When the requirement for ensuring that absolutely no transfer of contents is
high (e.g., exhaust air from hospitals), double-wall heat exchangers are used.
Heat exchangers are frequently employed in industry to save energy and
enhance the performance of both batch and continuous processes. For example, a
plant that uses large quantities of steam to heat batches of dye can install a
heat exchanger to preheat the water for fresh batches of dye by using the waste
water from an old batch. This both increases the speed of heating the new water
and lowers energy requirements precipitously, while retaining good quality
control over colors.

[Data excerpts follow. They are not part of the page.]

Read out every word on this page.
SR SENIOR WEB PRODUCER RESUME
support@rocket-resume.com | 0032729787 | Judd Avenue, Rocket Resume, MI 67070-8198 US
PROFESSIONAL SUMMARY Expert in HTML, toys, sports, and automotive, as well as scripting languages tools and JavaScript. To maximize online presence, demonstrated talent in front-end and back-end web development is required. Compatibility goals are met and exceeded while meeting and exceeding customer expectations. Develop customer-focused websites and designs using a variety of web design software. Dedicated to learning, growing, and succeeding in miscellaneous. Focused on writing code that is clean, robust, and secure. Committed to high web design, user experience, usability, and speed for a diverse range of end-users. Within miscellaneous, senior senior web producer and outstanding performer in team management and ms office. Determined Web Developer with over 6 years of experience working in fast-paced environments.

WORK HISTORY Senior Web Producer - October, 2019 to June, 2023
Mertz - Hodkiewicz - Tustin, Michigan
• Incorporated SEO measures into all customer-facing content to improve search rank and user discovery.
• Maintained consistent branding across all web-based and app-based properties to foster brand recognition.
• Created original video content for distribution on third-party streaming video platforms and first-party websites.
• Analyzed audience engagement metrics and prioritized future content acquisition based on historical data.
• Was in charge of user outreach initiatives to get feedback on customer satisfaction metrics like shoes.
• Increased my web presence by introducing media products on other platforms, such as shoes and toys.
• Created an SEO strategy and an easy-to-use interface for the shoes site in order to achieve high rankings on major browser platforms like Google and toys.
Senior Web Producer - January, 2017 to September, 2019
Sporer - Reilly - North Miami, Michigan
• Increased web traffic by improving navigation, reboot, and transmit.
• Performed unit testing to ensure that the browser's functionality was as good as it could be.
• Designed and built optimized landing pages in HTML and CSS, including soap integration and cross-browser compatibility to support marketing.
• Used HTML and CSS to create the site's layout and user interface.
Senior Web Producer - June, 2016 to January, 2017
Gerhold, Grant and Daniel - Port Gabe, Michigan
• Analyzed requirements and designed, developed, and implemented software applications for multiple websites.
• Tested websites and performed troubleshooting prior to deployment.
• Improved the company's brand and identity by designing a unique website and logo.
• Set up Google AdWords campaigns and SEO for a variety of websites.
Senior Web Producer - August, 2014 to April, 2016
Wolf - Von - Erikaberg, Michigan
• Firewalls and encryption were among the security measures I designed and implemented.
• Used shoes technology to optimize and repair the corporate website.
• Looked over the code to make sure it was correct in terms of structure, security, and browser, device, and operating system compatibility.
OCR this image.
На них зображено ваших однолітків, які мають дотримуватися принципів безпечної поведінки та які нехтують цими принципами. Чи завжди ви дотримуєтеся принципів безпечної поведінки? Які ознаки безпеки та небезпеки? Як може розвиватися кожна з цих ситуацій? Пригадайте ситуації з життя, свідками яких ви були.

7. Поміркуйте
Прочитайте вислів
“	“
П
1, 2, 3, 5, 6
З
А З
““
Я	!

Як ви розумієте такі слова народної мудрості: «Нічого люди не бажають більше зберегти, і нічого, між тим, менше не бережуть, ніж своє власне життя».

When water or steam is involved in such heat transfer
functions, “counter flow” shell-and-tube or plate-type heat exchangers are
routinely employed. These result in good heat transfer coefficients at minimal
risk of cross contamination.
Air-to-air heat exchangers are widely employed in processes which require
heating materials to high temperatures over long periods of time, such as in
ceramics or heat treating applications. Instead of allowing the hot combustion
air to be vented directly to exhaust stacks, heat exchangers recover as much as
80% or more of the heat from the exhaust stream and use it to pre-heat
combustion air. This can save well over half of the primary energy used in such
facilities.
Other examples of the use of heat exchangers include:
- Condensing steam from a boiler to produce hot water for service hot water
or other processes;
- Isolating two systems which operate at different pressures while
extracting heat from the higher temperature system;
- Moving heat or coolth in various refrigerator cycles that may include
changing of state from liquids to gases in the heat exchanger; and
- Moving heat into and out of thermal storage containers.